George Burrell
- Born: 21 January 1921 Galashiels, Scotland
- Died: 28 July 2001 (aged 80) Melrose, Scotland
- School: Galashiels Academy

Rugby union career
- Position: Full-back

Amateur team(s)
- Years: Team / Apps / (Points)
- Gala
- –: 6th Bat. KOSB

Provincial / State sides
- Years: Team / Apps / (Points)
- South of Scotland District

International career
- Years: Team / Apps / (Points)
- 1950-51: Scotland / 4 / (0)

Refereeing career
- Years: Competition /  / Apps
- 1958-59: Five Nations Championship /  / 2

99th President of the Scottish Rugby Union
- In office 1985–1986
- Preceded by: Hamish Kemp
- Succeeded by: Doug Smith

= George Burrell (rugby union) =

Scotland international rugby union player

George "Dod" Burrell (21 January 1921 – 28 July 2001) was a Scotland international rugby union player.
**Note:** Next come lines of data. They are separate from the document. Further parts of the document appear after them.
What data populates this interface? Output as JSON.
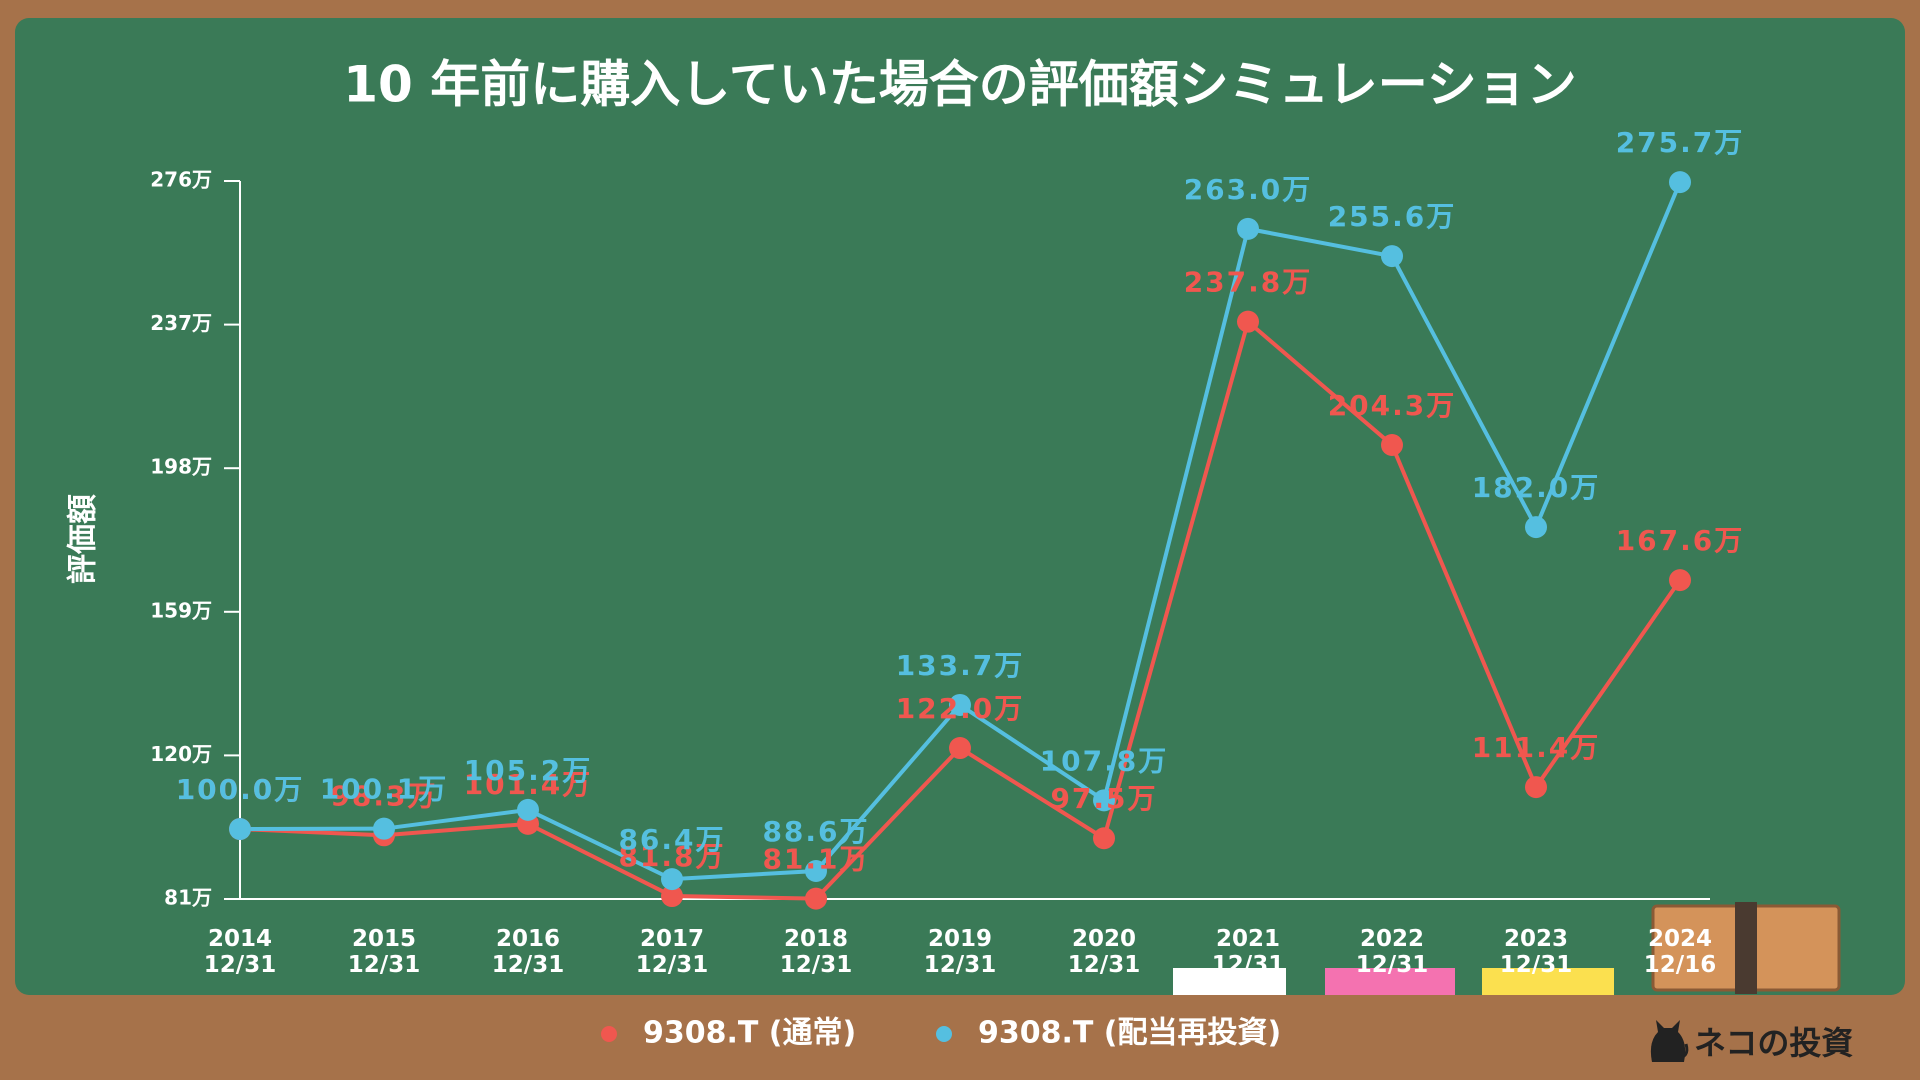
{
  "chart_data": {
    "type": "line",
    "title": "10 年前に購入していた場合の評価額シミュレーション",
    "y_label": "評価額",
    "categories": [
      "2014\n12/31",
      "2015\n12/31",
      "2016\n12/31",
      "2017\n12/31",
      "2018\n12/31",
      "2019\n12/31",
      "2020\n12/31",
      "2021\n12/31",
      "2022\n12/31",
      "2023\n12/31",
      "2024\n12/16"
    ],
    "series": [
      {
        "name": "9308.T (通常)",
        "color": "#f0574f",
        "values": [
          100.0,
          98.3,
          101.4,
          81.8,
          81.1,
          122.0,
          97.5,
          237.8,
          204.3,
          111.4,
          167.6
        ],
        "value_labels": [
          "100.0万",
          "98.3万",
          "101.4万",
          "81.8万",
          "81.1万",
          "122.0万",
          "97.5万",
          "237.8万",
          "204.3万",
          "111.4万",
          "167.6万"
        ]
      },
      {
        "name": "9308.T (配当再投資)",
        "color": "#55bfe0",
        "values": [
          100.0,
          100.1,
          105.2,
          86.4,
          88.6,
          133.7,
          107.8,
          263.0,
          255.6,
          182.0,
          275.7
        ],
        "value_labels": [
          "100.0万",
          "100.1万",
          "105.2万",
          "86.4万",
          "88.6万",
          "133.7万",
          "107.8万",
          "263.0万",
          "255.6万",
          "182.0万",
          "275.7万"
        ]
      }
    ],
    "ylim": [
      81,
      276
    ],
    "yticks": [
      {
        "value": 81,
        "label": "81万"
      },
      {
        "value": 120,
        "label": "120万"
      },
      {
        "value": 159,
        "label": "159万"
      },
      {
        "value": 198,
        "label": "198万"
      },
      {
        "value": 237,
        "label": "237万"
      },
      {
        "value": 276,
        "label": "276万"
      }
    ],
    "grid": false,
    "legend": "bottom"
  },
  "branding": "ネコの投資"
}
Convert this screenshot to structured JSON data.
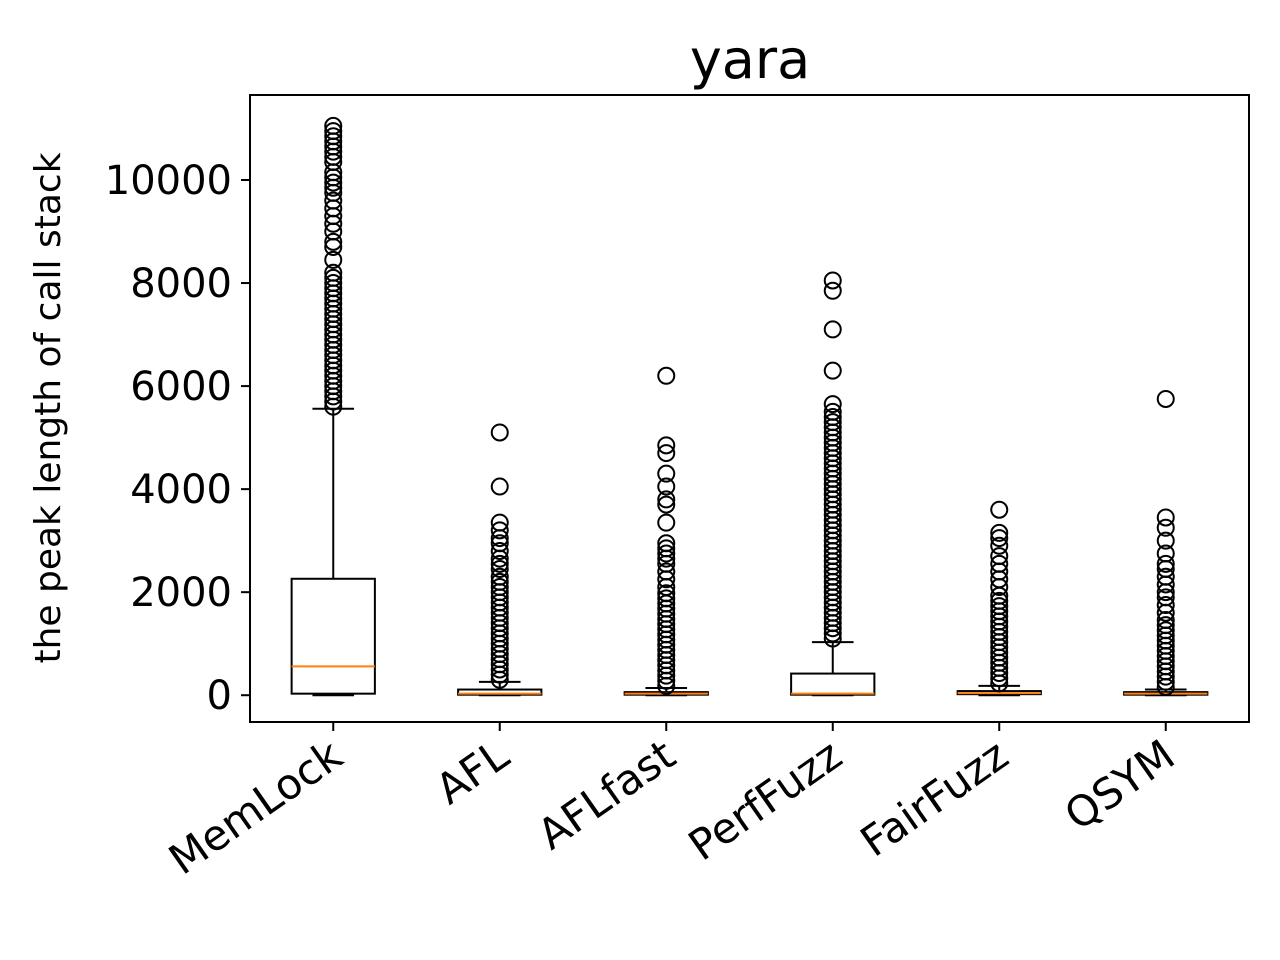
{
  "chart_data": {
    "type": "box",
    "title": "yara",
    "xlabel": "",
    "ylabel": "the peak length of call stack",
    "ylim": [
      -520,
      11650
    ],
    "yticks": [
      0,
      2000,
      4000,
      6000,
      8000,
      10000
    ],
    "grid": false,
    "colors": {
      "box": "#000000",
      "median": "#ff7f0e",
      "flier": "#000000"
    },
    "categories": [
      "MemLock",
      "AFL",
      "AFLfast",
      "PerfFuzz",
      "FairFuzz",
      "QSYM"
    ],
    "boxes": [
      {
        "name": "MemLock",
        "whislo": 0,
        "q1": 30,
        "median": 560,
        "q3": 2260,
        "whishi": 5560,
        "fliers": [
          5600,
          5700,
          5800,
          5900,
          6000,
          6100,
          6200,
          6300,
          6400,
          6500,
          6600,
          6700,
          6800,
          6900,
          7000,
          7100,
          7200,
          7300,
          7400,
          7500,
          7600,
          7700,
          7800,
          7900,
          8000,
          8100,
          8200,
          8450,
          8700,
          8800,
          9000,
          9150,
          9300,
          9450,
          9600,
          9750,
          9850,
          9950,
          10050,
          10150,
          10350,
          10450,
          10550,
          10650,
          10750,
          10850,
          10950,
          11050
        ]
      },
      {
        "name": "AFL",
        "whislo": 0,
        "q1": 10,
        "median": 30,
        "q3": 110,
        "whishi": 260,
        "fliers": [
          300,
          400,
          500,
          600,
          700,
          800,
          900,
          1000,
          1100,
          1200,
          1300,
          1400,
          1500,
          1600,
          1700,
          1800,
          1900,
          2000,
          2100,
          2200,
          2300,
          2450,
          2550,
          2650,
          2800,
          2950,
          3050,
          3200,
          3350,
          4050,
          5100
        ]
      },
      {
        "name": "AFLfast",
        "whislo": 0,
        "q1": 10,
        "median": 30,
        "q3": 60,
        "whishi": 140,
        "fliers": [
          180,
          280,
          380,
          480,
          580,
          680,
          780,
          880,
          980,
          1080,
          1180,
          1280,
          1380,
          1480,
          1580,
          1680,
          1780,
          1880,
          1980,
          2100,
          2250,
          2400,
          2550,
          2650,
          2750,
          2850,
          2950,
          3350,
          3700,
          3800,
          4050,
          4300,
          4700,
          4850,
          6200
        ]
      },
      {
        "name": "PerfFuzz",
        "whislo": 0,
        "q1": 10,
        "median": 30,
        "q3": 420,
        "whishi": 1030,
        "fliers": [
          1100,
          1200,
          1300,
          1400,
          1500,
          1600,
          1700,
          1800,
          1900,
          2000,
          2100,
          2200,
          2300,
          2400,
          2500,
          2600,
          2700,
          2800,
          2900,
          3000,
          3100,
          3200,
          3300,
          3400,
          3500,
          3600,
          3700,
          3800,
          3900,
          4000,
          4100,
          4200,
          4300,
          4400,
          4500,
          4600,
          4700,
          4800,
          4900,
          5000,
          5100,
          5200,
          5300,
          5400,
          5500,
          5650,
          6300,
          7100,
          7850,
          8050
        ]
      },
      {
        "name": "FairFuzz",
        "whislo": 0,
        "q1": 20,
        "median": 40,
        "q3": 80,
        "whishi": 180,
        "fliers": [
          230,
          330,
          430,
          530,
          630,
          730,
          830,
          930,
          1030,
          1130,
          1230,
          1330,
          1430,
          1530,
          1630,
          1730,
          1830,
          1930,
          2100,
          2250,
          2400,
          2550,
          2700,
          2900,
          3050,
          3150,
          3600
        ]
      },
      {
        "name": "QSYM",
        "whislo": 0,
        "q1": 10,
        "median": 30,
        "q3": 60,
        "whishi": 110,
        "fliers": [
          160,
          260,
          360,
          460,
          560,
          660,
          760,
          860,
          960,
          1060,
          1160,
          1260,
          1360,
          1460,
          1600,
          1750,
          1900,
          2000,
          2150,
          2300,
          2450,
          2550,
          2750,
          3000,
          3250,
          3450,
          5750
        ]
      }
    ]
  }
}
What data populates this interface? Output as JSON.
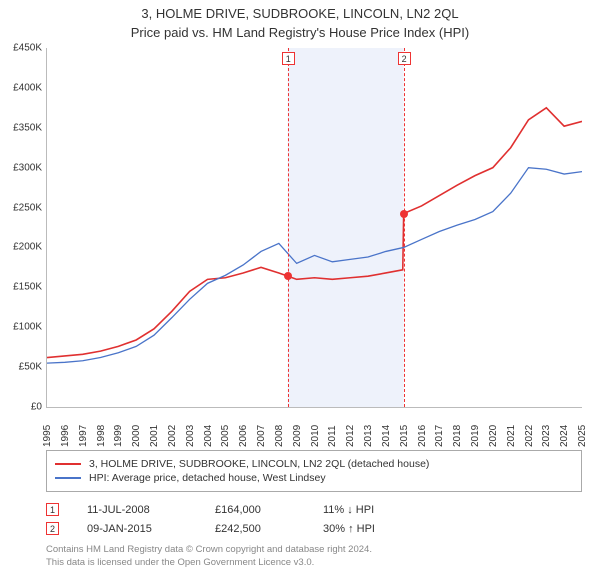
{
  "title": "3, HOLME DRIVE, SUDBROOKE, LINCOLN, LN2 2QL",
  "subtitle": "Price paid vs. HM Land Registry's House Price Index (HPI)",
  "chart": {
    "type": "line",
    "background_color": "#ffffff",
    "grid_color": "#e0e0e0",
    "axis_color": "#bbbbbb",
    "y": {
      "min": 0,
      "max": 450000,
      "step": 50000,
      "prefix": "£",
      "suffix": "K",
      "ticks": [
        "£0",
        "£50K",
        "£100K",
        "£150K",
        "£200K",
        "£250K",
        "£300K",
        "£350K",
        "£400K",
        "£450K"
      ]
    },
    "x": {
      "min": 1995,
      "max": 2025,
      "ticks": [
        1995,
        1996,
        1997,
        1998,
        1999,
        2000,
        2001,
        2002,
        2003,
        2004,
        2005,
        2006,
        2007,
        2008,
        2009,
        2010,
        2011,
        2012,
        2013,
        2014,
        2015,
        2016,
        2017,
        2018,
        2019,
        2020,
        2021,
        2022,
        2023,
        2024,
        2025
      ]
    },
    "band": {
      "x_from": 2008.5,
      "x_to": 2015.0,
      "fill": "#eef2fb"
    },
    "markers": [
      {
        "idx": "1",
        "x": 2008.5,
        "y": 164000
      },
      {
        "idx": "2",
        "x": 2015.0,
        "y": 242500
      }
    ],
    "series": [
      {
        "name": "price_paid",
        "color": "#e03030",
        "width": 1.6,
        "points": [
          [
            1995,
            62000
          ],
          [
            1996,
            64000
          ],
          [
            1997,
            66000
          ],
          [
            1998,
            70000
          ],
          [
            1999,
            76000
          ],
          [
            2000,
            84000
          ],
          [
            2001,
            98000
          ],
          [
            2002,
            120000
          ],
          [
            2003,
            145000
          ],
          [
            2004,
            160000
          ],
          [
            2005,
            162000
          ],
          [
            2006,
            168000
          ],
          [
            2007,
            175000
          ],
          [
            2008,
            168000
          ],
          [
            2008.5,
            164000
          ],
          [
            2009,
            160000
          ],
          [
            2010,
            162000
          ],
          [
            2011,
            160000
          ],
          [
            2012,
            162000
          ],
          [
            2013,
            164000
          ],
          [
            2014,
            168000
          ],
          [
            2014.95,
            172000
          ],
          [
            2015.0,
            242500
          ],
          [
            2016,
            252000
          ],
          [
            2017,
            265000
          ],
          [
            2018,
            278000
          ],
          [
            2019,
            290000
          ],
          [
            2020,
            300000
          ],
          [
            2021,
            325000
          ],
          [
            2022,
            360000
          ],
          [
            2023,
            375000
          ],
          [
            2024,
            352000
          ],
          [
            2025,
            358000
          ]
        ]
      },
      {
        "name": "hpi",
        "color": "#4a74c9",
        "width": 1.3,
        "points": [
          [
            1995,
            55000
          ],
          [
            1996,
            56000
          ],
          [
            1997,
            58000
          ],
          [
            1998,
            62000
          ],
          [
            1999,
            68000
          ],
          [
            2000,
            76000
          ],
          [
            2001,
            90000
          ],
          [
            2002,
            112000
          ],
          [
            2003,
            135000
          ],
          [
            2004,
            155000
          ],
          [
            2005,
            165000
          ],
          [
            2006,
            178000
          ],
          [
            2007,
            195000
          ],
          [
            2008,
            205000
          ],
          [
            2009,
            180000
          ],
          [
            2010,
            190000
          ],
          [
            2011,
            182000
          ],
          [
            2012,
            185000
          ],
          [
            2013,
            188000
          ],
          [
            2014,
            195000
          ],
          [
            2015,
            200000
          ],
          [
            2016,
            210000
          ],
          [
            2017,
            220000
          ],
          [
            2018,
            228000
          ],
          [
            2019,
            235000
          ],
          [
            2020,
            245000
          ],
          [
            2021,
            268000
          ],
          [
            2022,
            300000
          ],
          [
            2023,
            298000
          ],
          [
            2024,
            292000
          ],
          [
            2025,
            295000
          ]
        ]
      }
    ]
  },
  "legend": {
    "rows": [
      {
        "color": "#e03030",
        "label": "3, HOLME DRIVE, SUDBROOKE, LINCOLN, LN2 2QL (detached house)"
      },
      {
        "color": "#4a74c9",
        "label": "HPI: Average price, detached house, West Lindsey"
      }
    ]
  },
  "transactions": [
    {
      "idx": "1",
      "date": "11-JUL-2008",
      "price": "£164,000",
      "delta": "11% ↓ HPI"
    },
    {
      "idx": "2",
      "date": "09-JAN-2015",
      "price": "£242,500",
      "delta": "30% ↑ HPI"
    }
  ],
  "footer": {
    "line1": "Contains HM Land Registry data © Crown copyright and database right 2024.",
    "line2": "This data is licensed under the Open Government Licence v3.0."
  }
}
He later became an international referee and president of the Scottish Rugby Union.

==Rugby union career==

===Amateur career===

He played club rugby for Gala.

During the Second World War he played for the 6th Battalion of the King's Own Scottish Borderers, his army side. He captained the squad and they won the British Army championship title.

===Provincial career===

He played for South of Scotland District.

===International career===

Burrell was capped four times as a full-back for Scotland between 1950 and 1951.

===Referee career===

On retiring from playing he took up refereeing and refereed two international matches – one each in the 1958 Five Nations Championship and 1959 Five Nations Championship.

===Administrative career===

He was assistant manager of the 1970 Scotland tour to Australia and took over as manager when Hector Monro had to return to Britain to fight a general election.

Burrell also managed the 1975 Scotland rugby union tour of New Zealand and the 1977 British Lions tour to New Zealand.

Burrell joined the SRU committee and served from 1968 to 1986.

He was President of the Scottish Rugby Union in 1985–86.

==Military career==

He served with the King's Own Scottish Borderers during the Second World War. He was wounded in Normandy in 1944.

He was a company sergeant in the mortar platoon.

==Death==

He died at the Borders General Hospital in Melrose.